= Second Council of Seville =

The Second Council of Seville (or Seville II) was a synod of the ecclesiastical province of Baetica held in 619. It took place in the metropolis of Seville under the Archbishop Isidore. It was the first synod in Baetica since 592. It came shortly after a military campaign by the King Sisebut reincorporated a large part of Baetica into the Visigothic kingdom. This territory had previously been part of the Byzantine province of Spania. Its reincorporation would allow the bishop of Málaga to attend the synod.

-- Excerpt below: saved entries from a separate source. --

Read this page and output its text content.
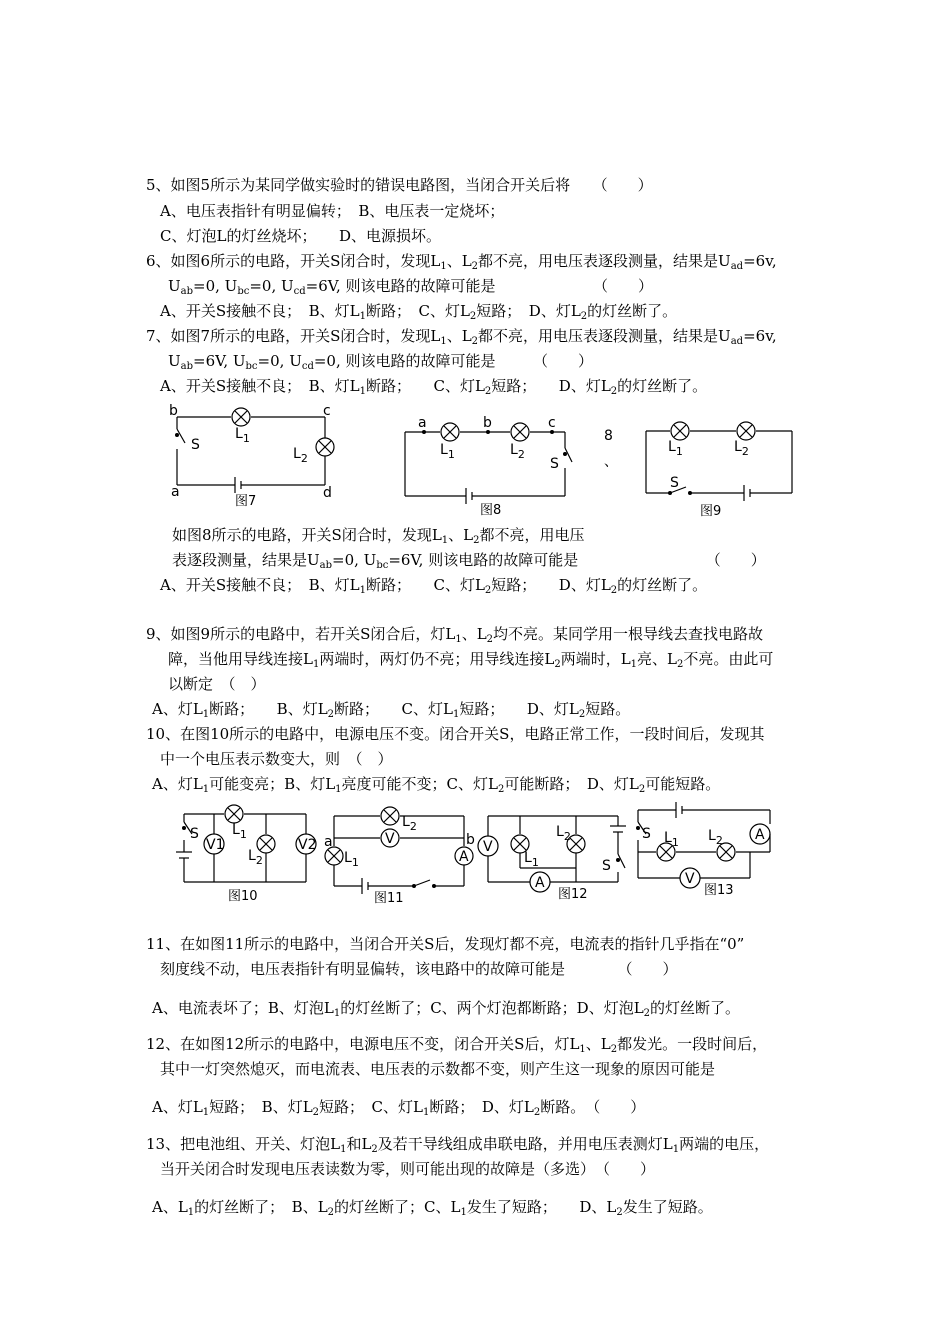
5、如图5所示为某同学做实验时的错误电路图，当闭合开关后将　　（　　）
A、电压表指针有明显偏转；　B、电压表一定烧坏；
C、灯泡L的灯丝烧坏；　　D、电源损坏。
6、如图6所示的电路，开关S闭合时，发现$L_1$、$L_2$都不亮，用电压表逐段测量，结果是$U_{ad}=6v$,
$U_{ab}=0$, $U_{bc}=0$, $U_{cd}=6V$, 则该电路的故障可能是　　　　　　　（　　）
A、开关S接触不良；　B、灯$L_1$断路；　C、灯$L_2$短路；　D、灯$L_2$的灯丝断了。
7、如图7所示的电路，开关S闭合时，发现$L_1$、$L_2$都不亮，用电压表逐段测量，结果是$U_{ad}=6v$,
$U_{ab}=6V$, $U_{bc}=0$, $U_{cd}=0$, 则该电路的故障可能是　　　（　　）
A、开关S接触不良；　B、灯$L_1$断路；　　C、灯$L_2$短路；　　D、灯$L_2$的灯丝断了。
b	c
a	d
S
$L_1$
$L_2$
图7
a	b	c
S
$L_1$	$L_2$
8
、
图8
$L_1$	$L_2$
S
图9
如图8所示的电路，开关S闭合时，发现$L_1$、$L_2$都不亮，用电压
表逐段测量，结果是$U_{ab}=0$, $U_{bc}=6V$, 则该电路的故障可能是　　　　　　　　　（　　）
A、开关S接触不良；　B、灯$L_1$断路；　　C、灯$L_2$短路；　　D、灯$L_2$的灯丝断了。
9、如图9所示的电路中，若开关S闭合后，灯$L_1$、$L_2$均不亮。某同学用一根导线去查找电路故
障，当他用导线连接$L_1$两端时，两灯仍不亮；用导线连接$L_2$两端时，$L_1$亮、$L_2$不亮。由此可
以断定　（　）
A、灯$L_1$断路；　　B、灯$L_2$断路；　　C、灯$L_1$短路；　　D、灯$L_2$短路。
10、在图10所示的电路中，电源电压不变。闭合开关S，电路正常工作，一段时间后，发现其
中一个电压表示数变大，则　（　）
A、灯$L_1$可能变亮；B、灯$L_1$亮度可能不变；C、灯$L_2$可能断路；　D、灯$L_2$可能短路。
S $L_1$
$L_2$
V1	V2
图10
a	b
$L_1$
$L_2$
V
A
图11
$L_1$
$L_2$
V
A
S
图12
S $L_1$ $L_2$ A
V
图13
11、在如图11所示的电路中，当闭合开关S后，发现灯都不亮，电流表的指针几乎指在“0”
刻度线不动，电压表指针有明显偏转，该电路中的故障可能是　　　　（　　）
A、电流表坏了；B、灯泡$L_1$的灯丝断了；C、两个灯泡都断路；D、灯泡$L_2$的灯丝断了。
12、在如图12所示的电路中，电源电压不变，闭合开关S后，灯$L_1$、$L_2$都发光。一段时间后，
其中一灯突然熄灭，而电流表、电压表的示数都不变，则产生这一现象的原因可能是
A、灯$L_1$短路；　B、灯$L_2$短路；　C、灯$L_1$断路；　D、灯$L_2$断路。　（　　）
13、把电池组、开关、灯泡$L_1$和$L_2$及若干导线组成串联电路，并用电压表测灯$L_1$两端的电压，
当开关闭合时发现电压表读数为零，则可能出现的故障是（多选）　（　　）
A、$L_1$的灯丝断了；　B、$L_2$的灯丝断了；C、$L_1$发生了短路；　　D、$L_2$发生了短路。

The Second Council of Seville dealt solely with ecclesiastical and theological matters—diocesan rights, noncanonical ordinations, unjust clerical depositions, territorial jurisdictional disputes—and laid out procedures, often based on Roman vulgar law, for resolving them. Many canons were devoted to refuting a certain Gregory, described as a Syrian bishop of the Acephali (literally, "headless"), which in context means those who denied the Three Chapters (i.e., headings). Gregory attended the synod in person. The council did not address the laity of Baetica, nor the Visigothic state, although two royal officials were in attendance: Sisiclus, the director of public affairs (rector rerum publicarum), and Suanila, the director of fiscal affairs (rector rerum fiscalium).

The canons of the Second Council of Seville were copied into the Hispana, a great collection of Iberian and African conciliar records, later in the seventh century. A Third Council of Seville (or Seville III) appears to have met around 624, but its canons were subsequently suppressed.